Is there something particularly insidious about this protest? It stands to reason that any protest would find conflict with the person whose actions are being protested. In the political sphere, there's enough police protection that the people involved can still get to work, and this wasn't provided by the campus police. It strikes me that these protesters aren't that different than any others, but the security on campus is lacking so that they've had access to, for instance, deface the professor's office door.
There's nothing insidious about the protest itself. There is something wrong with the mindset of the protesters. "I'm not being violent for having a protest; you're being violent for existing in my vicinity." That's... abnormal. Also ridiculous.
To be clear, the quote implied the protestors weren’t being violent at all, right — at least in their view. Are we on the same page about that?
Edit: I guess I’m not understanding your point. To me the protester’s narrative is “This is a nonviolent protest of a faculty’s exclusionary viewpoint,” which doesn’t seem that abnormal to me. What do you think I’m not seeing?
Well... setting off flares isn't the same as punching or shooting people. It's not directly violent. But it is kind of threatening, because they can point those flares at you, and it may hit you, and that's not going to feel very good (at best). So there's kind of a threat of violence, but not actual violence.
And, yes, I think that in their own mind the protesters were either completely innocent of violence, or else completely justified in the implicit threat of violence because the mere presence of the opponent was so threatening.
It's kind of like a guy with a gun on his hip, complaining that a gun control advocate is threatening him by wanting to take away his gun.
Yeah, the flares do add a level of spectacle. Do you see the 2nd amendment protests then as similarly abnormal?
See, to me, any protest involves a mob, and I would be concerned for safety of the target regardless of whether people had guns or flares or fists or rocks, you know?
I see a mob with fists as a level of threat, rocks as a higher level, and guns as an even higher level.

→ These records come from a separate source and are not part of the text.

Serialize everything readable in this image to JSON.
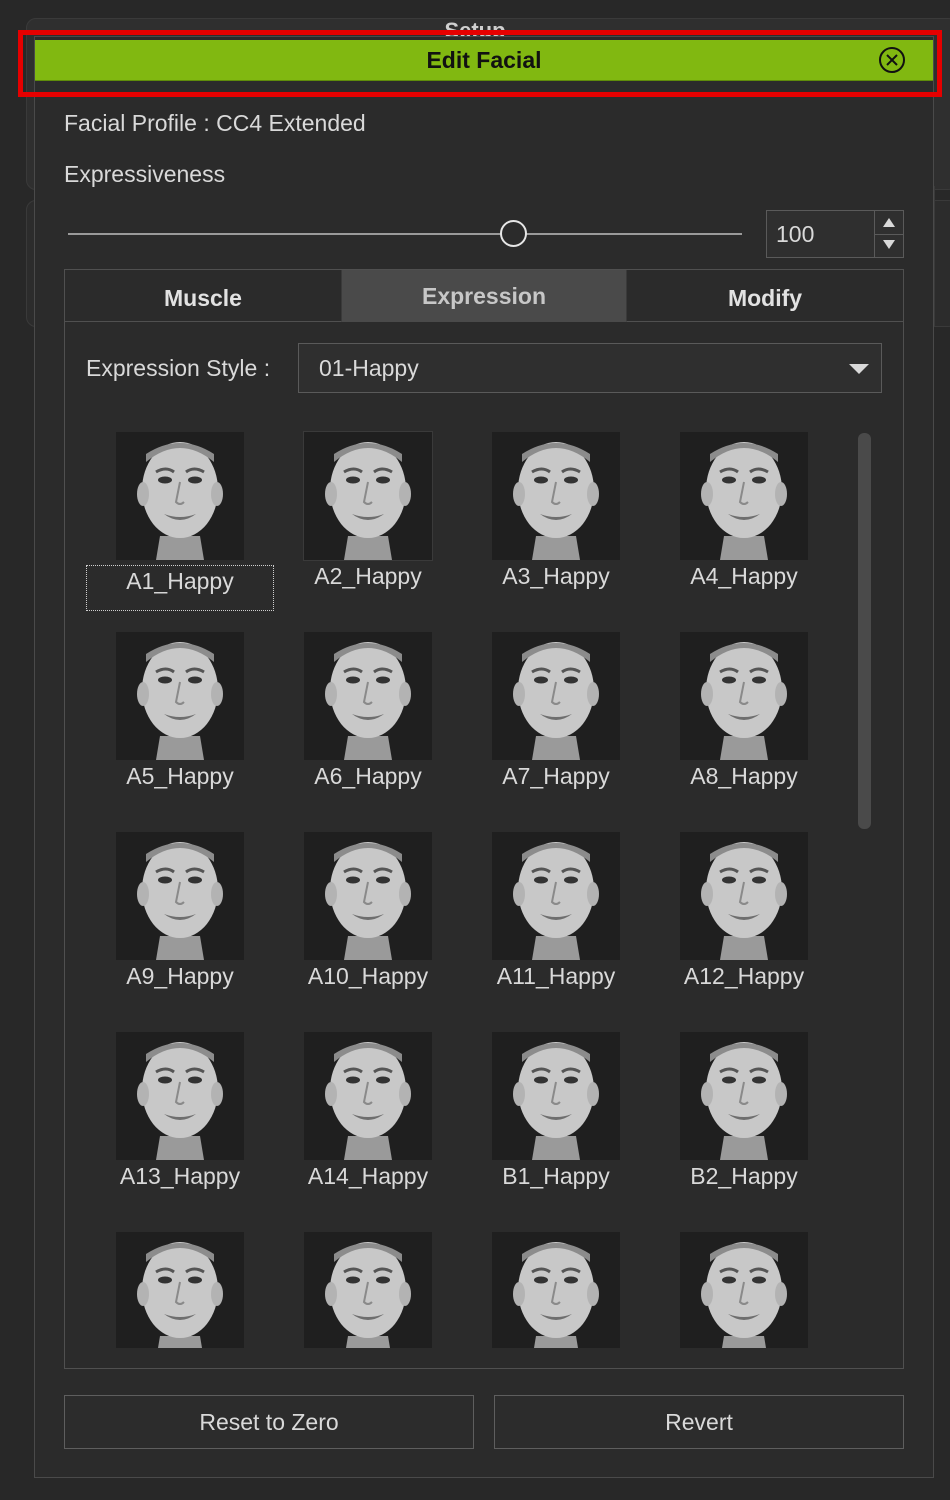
{
  "window": {
    "title": "Edit Facial",
    "background_title": "Setup"
  },
  "profile": {
    "label": "Facial Profile :",
    "value": "CC4 Extended"
  },
  "expressiveness": {
    "label": "Expressiveness",
    "value": "100",
    "slider_fraction": 0.66
  },
  "tabs": [
    {
      "label": "Muscle",
      "active": false
    },
    {
      "label": "Expression",
      "active": true
    },
    {
      "label": "Modify",
      "active": false
    }
  ],
  "expression_style": {
    "label": "Expression Style :",
    "selected": "01-Happy"
  },
  "expressions": [
    "A1_Happy",
    "A2_Happy",
    "A3_Happy",
    "A4_Happy",
    "A5_Happy",
    "A6_Happy",
    "A7_Happy",
    "A8_Happy",
    "A9_Happy",
    "A10_Happy",
    "A11_Happy",
    "A12_Happy",
    "A13_Happy",
    "A14_Happy",
    "B1_Happy",
    "B2_Happy",
    "",
    "",
    "",
    ""
  ],
  "buttons": {
    "reset": "Reset to Zero",
    "revert": "Revert"
  },
  "colors": {
    "title_bar": "#81b811",
    "highlight_box": "#e60000",
    "background": "#282828"
  },
  "icons": {
    "close": "close-circle-icon",
    "dropdown": "chevron-down-icon",
    "spin_up": "triangle-up-icon",
    "spin_down": "triangle-down-icon"
  }
}
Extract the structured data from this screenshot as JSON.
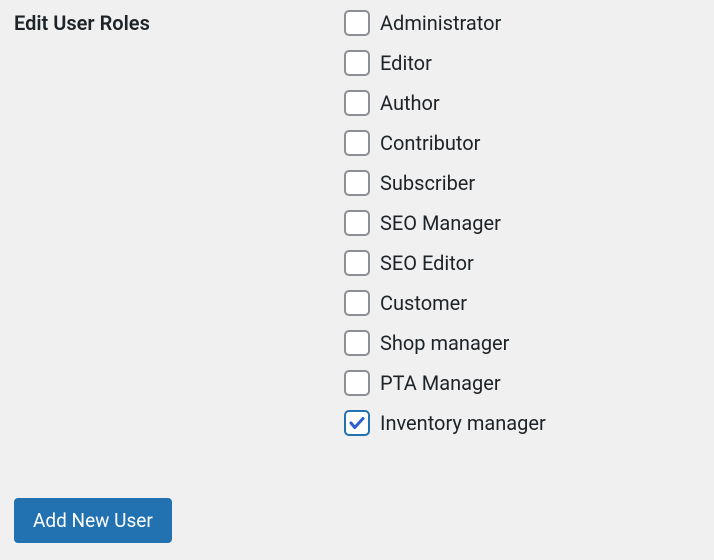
{
  "section": {
    "title": "Edit User Roles"
  },
  "roles": [
    {
      "label": "Administrator",
      "checked": false
    },
    {
      "label": "Editor",
      "checked": false
    },
    {
      "label": "Author",
      "checked": false
    },
    {
      "label": "Contributor",
      "checked": false
    },
    {
      "label": "Subscriber",
      "checked": false
    },
    {
      "label": "SEO Manager",
      "checked": false
    },
    {
      "label": "SEO Editor",
      "checked": false
    },
    {
      "label": "Customer",
      "checked": false
    },
    {
      "label": "Shop manager",
      "checked": false
    },
    {
      "label": "PTA Manager",
      "checked": false
    },
    {
      "label": "Inventory manager",
      "checked": true
    }
  ],
  "submit": {
    "label": "Add New User"
  }
}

My previous post had a flaw, though. I was thinking of fireworks that shoot something that burns and explodes, which flares are not. Flares are a lot less dangerous than that, and are not much of a threat. (I guess you could throw it or shove it in someone's face.) So my analogy with 2nd-amendment-vs-gun-control kind of breaks down. I'm leaving the previous post unedited for history, but it was wrong.
So at that point... you've got a group that is protesting, and they claim they aren't marching, so they aren't really threatening anyone. But at that point, they're still present. That is, by their own logic, where someone else's presence threatens them, well, they're present, so they are a threat too, right?
So, even though my previous post was wrong, the protesters' logic still doesn't make any sense.
Right. The result of the protest is an unsafe environment for the professor. My point is just that any protest I can think of, whether it’s outside a government building, a business, or on a college campus, involves being present, so it doesn’t seem out of the ordinary. That’s not to say I condone an unsafe work environment, to be clear.